Assistant Minister's Corner - Rev. Monica Dobbins

31 May 2019

You may have heard by now that Rev. Tom has announced his retirement to the congregation – he’ll be stepping down at the end of the 2020-21 church year. You may also have heard, if you were present at the congregational meeting in May, that I’ve chosen not to succeed him as senior minister. There are many reasons why I’ve made that decision, but the most important one for you is that I would not deprive you of a golden opportunity: to have time between ministers to pause, breathe, reflect on 130 years of religious liberalism in Salt Lake City, and really think about where you’d like for your church to go next. 

It’s important for you to know that your Board of Trustees has already been working on this for almost a year, starting with their board retreat last summer, when they invited consultants from Unity Consulting to come spend time with them, and talk about what a retirement transition looks like. The board developed a detailed timeline for events, including building a transition team that will help the congregation discern the kinds of ministry it needs now; building a separate search committee to find a minister who will be able to lead the congregation in that ministry; and in managing the daily operations of the church while this important transition is going on. 

There are so many new movements afoot in Unitarian Universalism, and so many possibilities for our work together. It’s hard to know what to keep and what to let go of when you don’t know what else is possible! The next few years will give us time to consider that together. What are the strengths of this congregation, upon which we can build? What are the gaps that need to be filled? What opportunities for justice making and faith formation are available to us, and to which are our gifts suited? 

One question I’ve been asked is: what is involved in finding and calling a new minister? Here’s a quick overview of that process. 

The UUA provides an online settlement system for matching congregations with qualified, fellowshipped ministers. Although every UU congregation is independent and can do whatever it likes in terms of inviting a minister to serve it, following the UUA guidelines for this process gives us enormously greater chances for success. The settlement system is also intended to provide transparency and fairness in hiring, for both ministers and congregations. 

When we have determined what we want in a new minister and are ready to begin the search, we enter into the UUA search pool.

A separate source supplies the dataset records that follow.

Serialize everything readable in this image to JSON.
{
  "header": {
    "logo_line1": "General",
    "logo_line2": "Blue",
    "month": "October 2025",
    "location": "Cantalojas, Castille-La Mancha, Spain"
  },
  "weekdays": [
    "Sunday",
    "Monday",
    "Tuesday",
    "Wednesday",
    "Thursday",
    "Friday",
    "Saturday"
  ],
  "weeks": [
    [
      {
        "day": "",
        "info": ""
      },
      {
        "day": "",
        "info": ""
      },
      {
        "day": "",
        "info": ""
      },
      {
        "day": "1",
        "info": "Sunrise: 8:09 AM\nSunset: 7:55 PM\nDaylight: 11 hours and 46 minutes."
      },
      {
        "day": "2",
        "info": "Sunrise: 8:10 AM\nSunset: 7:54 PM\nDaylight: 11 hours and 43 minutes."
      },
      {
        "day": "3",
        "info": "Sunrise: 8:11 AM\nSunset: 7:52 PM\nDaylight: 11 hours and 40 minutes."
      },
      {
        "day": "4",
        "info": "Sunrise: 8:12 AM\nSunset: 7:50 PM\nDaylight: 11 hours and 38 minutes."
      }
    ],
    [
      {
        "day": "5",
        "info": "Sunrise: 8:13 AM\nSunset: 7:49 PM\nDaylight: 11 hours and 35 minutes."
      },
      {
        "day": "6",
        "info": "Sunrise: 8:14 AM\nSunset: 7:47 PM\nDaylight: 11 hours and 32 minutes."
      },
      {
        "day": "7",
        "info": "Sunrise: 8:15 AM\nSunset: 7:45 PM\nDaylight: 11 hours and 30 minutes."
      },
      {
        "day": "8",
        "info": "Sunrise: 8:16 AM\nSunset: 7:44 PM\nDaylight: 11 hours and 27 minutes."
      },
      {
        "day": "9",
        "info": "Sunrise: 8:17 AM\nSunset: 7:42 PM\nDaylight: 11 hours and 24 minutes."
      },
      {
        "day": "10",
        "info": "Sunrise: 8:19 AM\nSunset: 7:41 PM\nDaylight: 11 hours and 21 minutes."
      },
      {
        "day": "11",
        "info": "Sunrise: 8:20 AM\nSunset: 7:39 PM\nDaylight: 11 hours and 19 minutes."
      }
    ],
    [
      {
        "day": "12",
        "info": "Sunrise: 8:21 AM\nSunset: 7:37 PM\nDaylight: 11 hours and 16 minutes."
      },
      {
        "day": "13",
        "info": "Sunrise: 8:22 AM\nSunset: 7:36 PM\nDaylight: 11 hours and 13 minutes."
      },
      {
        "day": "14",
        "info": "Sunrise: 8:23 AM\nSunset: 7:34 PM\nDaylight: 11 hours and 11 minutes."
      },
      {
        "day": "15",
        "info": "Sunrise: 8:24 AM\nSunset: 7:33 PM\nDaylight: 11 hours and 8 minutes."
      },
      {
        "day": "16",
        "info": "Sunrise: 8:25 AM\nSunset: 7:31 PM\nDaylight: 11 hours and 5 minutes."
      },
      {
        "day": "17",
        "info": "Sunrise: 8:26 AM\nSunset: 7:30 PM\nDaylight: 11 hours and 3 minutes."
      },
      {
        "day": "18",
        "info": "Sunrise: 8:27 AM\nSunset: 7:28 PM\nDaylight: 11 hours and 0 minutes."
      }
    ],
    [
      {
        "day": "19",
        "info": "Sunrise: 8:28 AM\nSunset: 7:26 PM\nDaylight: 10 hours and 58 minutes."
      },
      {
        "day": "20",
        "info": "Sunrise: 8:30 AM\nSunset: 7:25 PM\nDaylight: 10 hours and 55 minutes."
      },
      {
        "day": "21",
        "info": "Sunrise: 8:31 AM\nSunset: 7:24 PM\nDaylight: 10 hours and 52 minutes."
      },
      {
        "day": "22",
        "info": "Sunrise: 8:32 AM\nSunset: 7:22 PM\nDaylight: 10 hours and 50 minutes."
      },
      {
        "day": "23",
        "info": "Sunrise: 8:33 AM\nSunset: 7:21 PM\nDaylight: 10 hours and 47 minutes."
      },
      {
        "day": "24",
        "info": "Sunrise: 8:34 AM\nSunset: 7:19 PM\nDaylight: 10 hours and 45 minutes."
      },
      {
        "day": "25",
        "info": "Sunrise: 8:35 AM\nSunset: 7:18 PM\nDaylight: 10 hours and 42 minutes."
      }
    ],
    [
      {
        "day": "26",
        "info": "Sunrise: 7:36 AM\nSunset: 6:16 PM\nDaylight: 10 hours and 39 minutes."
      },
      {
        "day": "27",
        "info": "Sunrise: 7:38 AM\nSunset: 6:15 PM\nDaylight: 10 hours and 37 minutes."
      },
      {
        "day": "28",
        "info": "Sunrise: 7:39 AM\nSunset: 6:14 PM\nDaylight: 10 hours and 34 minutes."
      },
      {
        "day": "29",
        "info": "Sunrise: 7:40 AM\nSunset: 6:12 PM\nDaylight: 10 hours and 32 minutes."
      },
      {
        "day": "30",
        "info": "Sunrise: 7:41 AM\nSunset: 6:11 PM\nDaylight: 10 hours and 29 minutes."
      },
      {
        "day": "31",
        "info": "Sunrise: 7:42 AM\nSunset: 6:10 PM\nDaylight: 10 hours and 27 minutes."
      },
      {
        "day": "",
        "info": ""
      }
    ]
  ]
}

The Transitions Office in Boston maintains a list of ministers who are looking for a new position, and a separate list of congregations who are looking for a minister. 

Each congregation creates an online “packet” that prospective ministers can examine, which includes our vital stats (demographics, financials, etc.); our history (good, bad, and ugly); and our dreams for the future. Each minister also prepares a packet, including their theological orientation, career ambition, strengths and growing edges, and their own dreams for ministry. In January every year, the search season officially opens, with congregations and ministers able to see one another for the first time and begin the process of discernment. 

This process may sound a bit like online dating – and speaking as one who has been through it, it feels like that too! It is a process that requires vulnerability, openness and honesty. Therefore, it’s important that we spend the next few years engaging in vulnerable and honest practices as a congregation, so that we can present our best selves to the prospective ministers under our consideration, and so that we can find a minister who best suits our mission and vision. 

I’m so excited to begin this journey with you as your minister. I encourage each of you to spend some time this summer imagining the First Church of the future, where we have been, and what we have yet to be.